El eje central de su declaración era el plan de choque que elaboró en aquellos momentos, presumiblemente para contener el virus y evitar en la medida de lo posible la expansión en los geriátricos. La medida estrella de ese plan era la medicalización de estos espacios, pero nunca llegó a ejecutarse.

En sus palabras, Burgueño, que está siendo investigado por delitos de homicidio imprudente y denegación discriminatoria de la asistencia sanitaria -recogido en el artículo 511.1 del Código Penal-, se ha referido directamente a Isabel Díaz Ayuso, asegurando que fue ella quien ordenó confeccionar la hoja de ruta que se quedó en la teoría. En este punto, cabe destacar que Burgueño no ha declarado en ninguna de las causas abiertas, sino que su paso por los juzgados de esta semana viene motivado por una denuncia que no parte de las organizaciones de familiares de las víctimas.

Por el contrario, obedece a una querella presentada a título individual por José Manuel Parceiro, abogado que acudió a los tribunales tras la muerte de su padre durante la primera ola de la emergencia, cuando residía en el centro Sanitas Torrelodones. Así las cosas, en declaraciones a los medios, tanto Parceiro como la defensa de las familias, Alejandra Jacinto, alegan un problema de notificación vinculado a cambios de personal del juzgado lo que conllevó a suspender las comparecencias de los ex altos cargos del Gobierno autonómico. En palabras de la abogada, "la Fiscalía ha emitido un informe sobre el caso concreto del padre de Parceiro que aún debe ser trasladado a las acusaciones para que formulen alegaciones". "Será a partir de ese trámite cuando el juzgado determine si prosigue la investigación por un delito de discriminación en la asistencia sanitaria o si, por el contrario, se encuadra en un posible delito de omisión del deber de socorro, como se planteó inicialmente", ha relatado Jacinto. Hasta entonces, el procedimiento queda pausado.

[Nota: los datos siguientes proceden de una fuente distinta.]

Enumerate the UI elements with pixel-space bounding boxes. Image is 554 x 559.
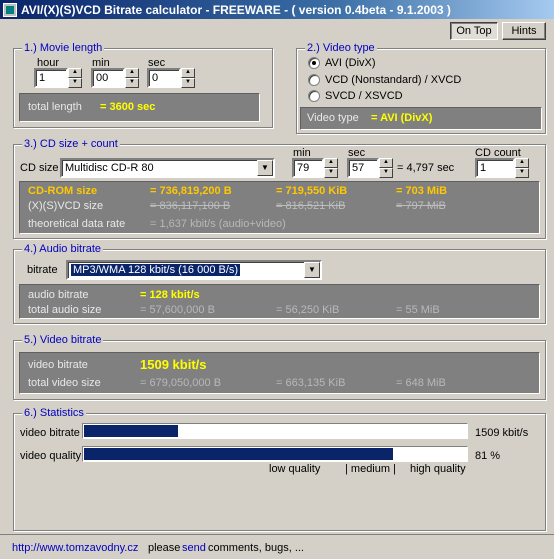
min-input[interactable]: 00: [91, 68, 125, 88]
window-title: AVI/(X)(S)VCD Bitrate calculator - FREEW…: [21, 2, 451, 17]
hints-button[interactable]: Hints: [502, 22, 546, 40]
hour-input[interactable]: 1: [34, 68, 68, 88]
total-audio-size-kib: = 56,250 KiB: [276, 304, 340, 316]
total-length-panel: total length = 3600 sec: [19, 93, 260, 122]
cdrom-size-mib: = 703 MiB: [396, 185, 448, 197]
hour-spinner[interactable]: ▲ ▼: [68, 68, 82, 88]
vcd-size-kib: = 816,521 KiB: [276, 200, 346, 212]
video-type-option-vcd[interactable]: VCD (Nonstandard) / XVCD: [325, 74, 461, 86]
vcd-size-mib: = 797 MiB: [396, 200, 446, 212]
status-text-before: please: [148, 542, 181, 554]
video-quality-bar: [82, 446, 468, 462]
statistics-legend: 6.) Statistics: [22, 407, 86, 419]
video-type-result-label: Video type: [307, 112, 359, 124]
on-top-button[interactable]: On Top: [450, 22, 498, 40]
cd-sec-spinner[interactable]: ▲ ▼: [379, 158, 393, 178]
total-length-value: = 3600 sec: [100, 101, 156, 113]
cdrom-size-bytes: = 736,819,200 B: [150, 185, 232, 197]
movie-length-legend: 1.) Movie length: [22, 42, 105, 54]
audio-bitrate-legend: 4.) Audio bitrate: [22, 243, 104, 255]
chevron-down-icon[interactable]: ▼: [257, 160, 273, 176]
sec-input[interactable]: 0: [147, 68, 181, 88]
audio-bitrate-result-value: = 128 kbit/s: [140, 289, 200, 301]
audio-bitrate-select[interactable]: MP3/WMA 128 kbit/s (16 000 B/s) ▼: [66, 260, 322, 280]
data-rate-value: = 1,637 kbit/s (audio+video): [150, 218, 286, 230]
total-length-label: total length: [28, 101, 82, 113]
cd-min-spinner[interactable]: ▲ ▼: [324, 158, 338, 178]
video-bitrate-bar-fill: [84, 425, 178, 437]
video-bitrate-result-label: video bitrate: [28, 359, 88, 371]
chevron-down-icon[interactable]: ▼: [304, 262, 320, 278]
cd-count-input[interactable]: 1: [475, 158, 515, 178]
min-spinner[interactable]: ▲ ▼: [125, 68, 139, 88]
video-type-result-value: = AVI (DivX): [371, 112, 433, 124]
cd-duration-text: = 4,797 sec: [397, 162, 455, 174]
video-bitrate-bar: [82, 423, 468, 439]
stat-quality-label: video quality: [20, 450, 82, 462]
total-audio-size-mib: = 55 MiB: [396, 304, 440, 316]
audio-bitrate-result-label: audio bitrate: [28, 289, 89, 301]
total-video-size-bytes: = 679,050,000 B: [140, 377, 222, 389]
audio-bitrate-select-value: MP3/WMA 128 kbit/s (16 000 B/s): [71, 264, 241, 276]
vcd-size-label: (X)(S)VCD size: [28, 200, 104, 212]
cd-size-legend: 3.) CD size + count: [22, 138, 120, 150]
video-type-result-panel: Video type = AVI (DivX): [300, 107, 542, 130]
status-text-after: comments, bugs, ...: [208, 542, 304, 554]
status-bar: http://www.tomzavodny.cz please send com…: [0, 534, 554, 559]
video-type-radio-vcd[interactable]: [308, 74, 320, 86]
video-type-radio-svcd[interactable]: [308, 90, 320, 102]
video-type-option-svcd[interactable]: SVCD / XSVCD: [325, 90, 403, 102]
video-type-radio-avi[interactable]: [308, 57, 320, 69]
audio-bitrate-select-label: bitrate: [27, 264, 58, 276]
quality-scale-medium: | medium |: [345, 463, 396, 475]
total-video-size-label: total video size: [28, 377, 101, 389]
total-audio-size-label: total audio size: [28, 304, 102, 316]
cd-size-results-panel: CD-ROM size = 736,819,200 B = 719,550 Ki…: [19, 181, 540, 234]
stat-bitrate-label: video bitrate: [20, 427, 80, 439]
cd-count-spinner[interactable]: ▲ ▼: [515, 158, 529, 178]
quality-scale-high: high quality: [410, 463, 466, 475]
stat-quality-value: 81 %: [475, 450, 501, 462]
total-video-size-mib: = 648 MiB: [396, 377, 446, 389]
cd-size-select[interactable]: Multidisc CD-R 80 ▼: [60, 158, 275, 178]
video-type-legend: 2.) Video type: [305, 42, 377, 54]
send-link[interactable]: send: [182, 542, 206, 554]
audio-results-panel: audio bitrate = 128 kbit/s total audio s…: [19, 284, 540, 319]
quality-scale-low: low quality: [269, 463, 321, 475]
cdrom-size-kib: = 719,550 KiB: [276, 185, 348, 197]
total-audio-size-bytes: = 57,600,000 B: [140, 304, 215, 316]
total-video-size-kib: = 663,135 KiB: [276, 377, 346, 389]
data-rate-label: theoretical data rate: [28, 218, 126, 230]
cd-min-input[interactable]: 79: [292, 158, 324, 178]
video-results-panel: video bitrate 1509 kbit/s total video si…: [19, 352, 540, 394]
vcd-size-bytes: = 836,117,100 B: [150, 200, 231, 212]
video-type-option-avi[interactable]: AVI (DivX): [325, 57, 376, 69]
cd-size-value: Multidisc CD-R 80: [65, 162, 154, 174]
video-bitrate-result-value: 1509 kbit/s: [140, 357, 207, 372]
cd-sec-input[interactable]: 57: [347, 158, 379, 178]
cdrom-size-label: CD-ROM size: [28, 185, 98, 197]
website-link[interactable]: http://www.tomzavodny.cz: [12, 542, 138, 554]
video-bitrate-legend: 5.) Video bitrate: [22, 334, 104, 346]
title-bar[interactable]: AVI/(X)(S)VCD Bitrate calculator - FREEW…: [0, 0, 554, 19]
video-quality-bar-fill: [84, 448, 394, 460]
cd-size-label: CD size: [20, 162, 59, 174]
stat-bitrate-value: 1509 kbit/s: [475, 427, 529, 439]
calculator-app-icon: [3, 2, 17, 17]
sec-spinner[interactable]: ▲ ▼: [181, 68, 195, 88]
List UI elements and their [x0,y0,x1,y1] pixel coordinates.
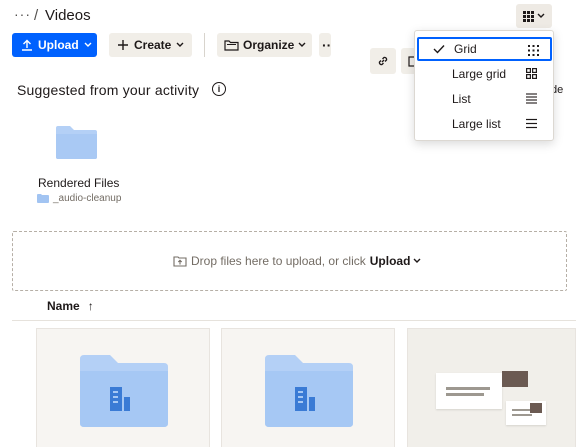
breadcrumb-ellipsis[interactable]: ··· [14,6,31,22]
section-heading: Suggested from your activity [17,82,200,98]
thumbnail-photo [530,403,542,413]
more-actions-button[interactable]: ·· [319,33,331,57]
large-grid-icon [526,68,537,79]
dropzone-upload-link[interactable]: Upload [370,254,422,268]
menu-item-large-grid[interactable]: Large grid [417,62,552,86]
menu-item-label: Large grid [452,67,507,81]
dropzone-upload-label: Upload [369,254,411,268]
list-icon [526,93,537,104]
suggested-folder-path: _audio-cleanup [37,193,121,204]
grid-item[interactable] [36,328,210,447]
folder-upload-icon [173,256,187,267]
menu-item-label: Large list [452,117,501,131]
folder-icon[interactable] [56,126,97,159]
organize-button-label: Organize [243,38,295,52]
link-icon [378,56,388,66]
grid-item[interactable] [407,328,576,447]
header-divider [12,320,576,321]
chevron-down-icon [84,42,92,47]
grid-dots-icon [528,45,539,56]
upload-icon [22,39,32,51]
name-column-label: Name [47,299,80,313]
shared-folder-icon [265,355,353,427]
plus-icon [118,40,128,50]
shared-folder-icon [80,355,168,427]
menu-item-list[interactable]: List [417,87,552,111]
dropzone-message: Drop files here to upload, or click Uplo… [173,254,421,268]
chevron-down-icon [537,13,545,18]
create-button[interactable]: Create [109,33,192,57]
create-button-label: Create [134,38,172,52]
upload-button[interactable]: Upload [12,33,97,57]
info-icon[interactable]: i [212,82,226,96]
menu-item-grid[interactable]: Grid [417,37,552,61]
checkmark-icon [433,45,445,54]
menu-item-label: List [452,92,471,106]
large-list-icon [526,118,537,129]
small-folder-icon [37,194,49,203]
suggested-folder-path-text: _audio-cleanup [53,193,122,204]
sort-ascending-icon: ↑ [87,299,94,313]
copy-link-button[interactable] [370,48,396,74]
thumbnail-slide [436,373,502,409]
chevron-down-icon [413,258,421,263]
thumbnail-photo [502,371,528,387]
suggested-folder-name[interactable]: Rendered Files [38,176,119,190]
sort-by-name-header[interactable]: Name ↑ [47,299,94,313]
organize-button[interactable]: Organize [217,33,312,57]
folder-organize-icon [224,40,239,51]
upload-button-label: Upload [38,38,79,52]
breadcrumb-separator: / [34,7,39,24]
more-actions-label: ·· [322,37,332,53]
chevron-down-icon [298,42,306,47]
toolbar-divider [204,33,205,57]
view-mode-menu: Grid Large grid List Large list [414,30,554,141]
menu-item-large-list[interactable]: Large list [417,112,552,136]
grid-dots-icon [523,10,534,22]
chevron-down-icon [176,42,184,47]
grid-item[interactable] [221,328,395,447]
view-mode-button[interactable] [516,4,552,28]
menu-item-label: Grid [454,42,477,56]
page-title: Videos [45,7,91,24]
dropzone-text: Drop files here to upload, or click [191,254,366,268]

En otro orden de cosas, el abogado cuyo padre falleció en la primera ola del Covid ha asegurado que Burgueño le llegó a decir que "el principal responsable de la gestión de la pandemia fue el doctor Fernando Simón". Entre otras cosas, el exasesor ha negado que la Comunidad de Madrid tuviera responsabilidad en la gestión inicial y ha descargado las responsabilidades en el Ministerio de Sanidad. Sobre los protocolos de no derivación, Burgueño se ha desmarcado de su elaboración, asegrando que en ese momento no formaba parte siquiera del núcleo de personas que tomaban decisiones al respecto.

Por su parte, respecto a la no medicalización de los geriátricos, ha achacado la decisión a la carencia de profesionales disponibles, defendiendo que la pandemia sirvió como ejemplo para revisar el sistema residencial y la ley de dependencia para garantizar cuidados adecuados. Con todo ello, tras deslizar que el plan de choque no se le encargó formalmente, ha pasado a reconocer que fue Ayuso quien le dio la orden de llevarlo a cabo.

Sin embargo, unos argumentos -especialmente el de la falta de personal- que chocan con los datos. Según se desprende del reparto de la Consejería de Sanidad madrileña, de los 1.826 profesionales, 1.421 fueron destinados a Ifema, donde se instaló el hospital de campaña y donde únicamente se atendieron a 23 residentes con sintomatología leve. Por su parte, otros 351 sanitarios fueron asigandos a hoteles medicalizados, donde no llegó a haber ninguna persona que procediera de residencias; y, apenas 54 profesionales fueron derivados a las 475 residencias de mayores de la Comunidad de Madrid, donde vivían en ese momento 48.000 personas.